Question about locus in rhombus.

Question

Suppose we have rhombus $ABCD$ and we have point $X$ inside our rhombus. Now we should find locus of such points : $AXD$ + $BXC$ = $\pi$. My attempt : obviously point of diagonals intersection is a good one. Now suppose there is another point. So let : $d_{1} = AX$ , $d_{2} = DX$ , $d_{3} = BX$ and $d_{4} = CX$. I figured out that : $cos(\alpha)=\frac{d_{1}^2 + d_{2}^2 - d_{3}^2-d_{4}^2}{d_{1}d_{2}+d_{3}d_{4}}$ but that doesn't help me at all

Answer 1

Guess-1: Any point on diagonals satisfy.

Proof of guess: By chasing the angles.

Guess-2: If for some $X$ we have $AXD + BXC = \pi$ then $X$ should be on a diagonal.

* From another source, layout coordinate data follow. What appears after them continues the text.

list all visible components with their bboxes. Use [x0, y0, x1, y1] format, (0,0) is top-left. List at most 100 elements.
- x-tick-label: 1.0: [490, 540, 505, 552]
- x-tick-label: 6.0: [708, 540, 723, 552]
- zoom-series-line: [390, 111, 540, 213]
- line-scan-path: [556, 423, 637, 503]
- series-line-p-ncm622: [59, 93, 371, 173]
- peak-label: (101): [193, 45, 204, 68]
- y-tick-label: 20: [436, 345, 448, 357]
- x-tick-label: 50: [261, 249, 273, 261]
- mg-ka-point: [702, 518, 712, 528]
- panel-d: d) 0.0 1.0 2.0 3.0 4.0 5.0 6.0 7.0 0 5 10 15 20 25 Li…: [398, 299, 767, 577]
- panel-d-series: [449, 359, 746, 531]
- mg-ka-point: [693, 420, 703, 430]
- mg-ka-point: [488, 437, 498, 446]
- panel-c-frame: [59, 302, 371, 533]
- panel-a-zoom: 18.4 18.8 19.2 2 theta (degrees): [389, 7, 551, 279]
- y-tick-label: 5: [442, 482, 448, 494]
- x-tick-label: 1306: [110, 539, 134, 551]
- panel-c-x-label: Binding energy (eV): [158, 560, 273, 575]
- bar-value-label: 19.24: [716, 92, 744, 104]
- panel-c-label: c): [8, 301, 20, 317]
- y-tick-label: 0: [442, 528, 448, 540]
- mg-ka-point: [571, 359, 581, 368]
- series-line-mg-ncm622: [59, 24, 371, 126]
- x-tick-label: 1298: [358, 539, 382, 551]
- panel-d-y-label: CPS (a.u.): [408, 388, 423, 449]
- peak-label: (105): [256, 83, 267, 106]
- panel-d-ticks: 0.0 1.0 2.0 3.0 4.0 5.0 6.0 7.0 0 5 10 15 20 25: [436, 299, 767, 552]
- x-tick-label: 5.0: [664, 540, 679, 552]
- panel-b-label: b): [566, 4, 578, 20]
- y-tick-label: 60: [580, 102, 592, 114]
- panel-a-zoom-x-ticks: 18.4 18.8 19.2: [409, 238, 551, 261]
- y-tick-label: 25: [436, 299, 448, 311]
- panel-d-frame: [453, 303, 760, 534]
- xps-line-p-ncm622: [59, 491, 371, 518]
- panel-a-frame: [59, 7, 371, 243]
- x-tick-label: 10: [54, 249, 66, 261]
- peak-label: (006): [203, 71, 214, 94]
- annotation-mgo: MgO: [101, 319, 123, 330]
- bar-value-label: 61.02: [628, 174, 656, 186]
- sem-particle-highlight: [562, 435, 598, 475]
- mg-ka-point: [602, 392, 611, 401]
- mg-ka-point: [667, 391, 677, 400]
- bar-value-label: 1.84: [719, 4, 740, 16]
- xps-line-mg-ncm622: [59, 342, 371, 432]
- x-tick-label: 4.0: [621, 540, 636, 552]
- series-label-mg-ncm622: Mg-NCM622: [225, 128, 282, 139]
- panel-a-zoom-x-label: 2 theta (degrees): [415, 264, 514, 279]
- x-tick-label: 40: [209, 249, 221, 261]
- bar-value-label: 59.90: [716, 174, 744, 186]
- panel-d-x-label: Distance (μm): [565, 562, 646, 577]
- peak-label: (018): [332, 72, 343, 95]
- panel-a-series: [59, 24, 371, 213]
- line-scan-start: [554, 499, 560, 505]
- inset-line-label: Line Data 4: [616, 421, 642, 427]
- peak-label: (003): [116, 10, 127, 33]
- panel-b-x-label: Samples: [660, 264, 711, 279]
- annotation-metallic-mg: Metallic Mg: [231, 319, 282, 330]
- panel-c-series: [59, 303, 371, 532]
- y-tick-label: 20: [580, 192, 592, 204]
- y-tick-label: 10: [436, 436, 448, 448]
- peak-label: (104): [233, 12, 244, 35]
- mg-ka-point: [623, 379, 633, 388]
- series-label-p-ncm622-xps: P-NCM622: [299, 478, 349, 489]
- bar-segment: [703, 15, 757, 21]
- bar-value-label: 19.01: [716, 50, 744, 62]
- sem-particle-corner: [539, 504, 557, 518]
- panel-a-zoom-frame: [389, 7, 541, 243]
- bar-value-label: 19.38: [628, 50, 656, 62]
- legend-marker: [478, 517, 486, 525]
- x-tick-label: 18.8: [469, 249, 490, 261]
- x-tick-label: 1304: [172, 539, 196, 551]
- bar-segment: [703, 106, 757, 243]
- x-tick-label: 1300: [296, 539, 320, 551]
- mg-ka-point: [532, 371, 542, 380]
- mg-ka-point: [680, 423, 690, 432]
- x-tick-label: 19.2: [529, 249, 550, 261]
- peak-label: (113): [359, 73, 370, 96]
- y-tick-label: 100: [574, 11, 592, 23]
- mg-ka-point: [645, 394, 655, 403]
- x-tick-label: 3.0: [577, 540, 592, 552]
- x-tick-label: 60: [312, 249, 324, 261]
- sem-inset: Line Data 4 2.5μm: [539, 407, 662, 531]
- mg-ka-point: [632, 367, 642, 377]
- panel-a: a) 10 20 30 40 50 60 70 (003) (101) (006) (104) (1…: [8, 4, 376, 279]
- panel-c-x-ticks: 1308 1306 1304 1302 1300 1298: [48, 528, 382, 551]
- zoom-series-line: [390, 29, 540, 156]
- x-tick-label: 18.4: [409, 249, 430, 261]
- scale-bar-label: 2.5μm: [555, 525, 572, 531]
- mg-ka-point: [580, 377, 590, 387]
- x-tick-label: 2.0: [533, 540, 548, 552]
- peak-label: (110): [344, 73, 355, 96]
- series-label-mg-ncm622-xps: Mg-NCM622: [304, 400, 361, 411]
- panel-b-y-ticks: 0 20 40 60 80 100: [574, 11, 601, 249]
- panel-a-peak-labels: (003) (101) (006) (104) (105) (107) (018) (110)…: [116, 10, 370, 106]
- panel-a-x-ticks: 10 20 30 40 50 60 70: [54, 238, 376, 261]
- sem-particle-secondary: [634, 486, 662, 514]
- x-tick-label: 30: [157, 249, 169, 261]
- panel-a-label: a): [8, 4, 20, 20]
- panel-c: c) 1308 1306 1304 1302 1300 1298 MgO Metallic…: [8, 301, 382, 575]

Proof of guess: By "Copy paste method". "Copy the triangle $AXD$ and paste it on the side $CB$." What this means is construct the point $X'$ such that $X$ and $X'$ are on the opposite sides of $BC$ and triangles $AXD$ and $BX'C$ are identical. Now it is not hard to see $XX'$ is parallel to $CD$ and $AB$. Since we have a rhombus we get $$|XX'|=|AB|=|CD|=|BC|=|AD|$$ This was a crucial result. Second important result comes from the fact that $\angle CXB + \angle CX'B =\pi$. This follows from the fact that $AXD$ and $BX'C$ are identical and therefore $\angle CX'B = \angle DXA$. Now we can see that $$ X,C,X,'B \ \ \mbox{are cyclic} $$ Therefore if $XX'$ and $BC$ intersect at $P$, we should have $$ |CP|\cdot|PB| = |XP| \cdot |PX'| $$ Since $|CB|=|XX'|$, we should have either $|CP|=|XP|$ or $|CP|=|PX'|$. In each case $X$ should be on a diagonal.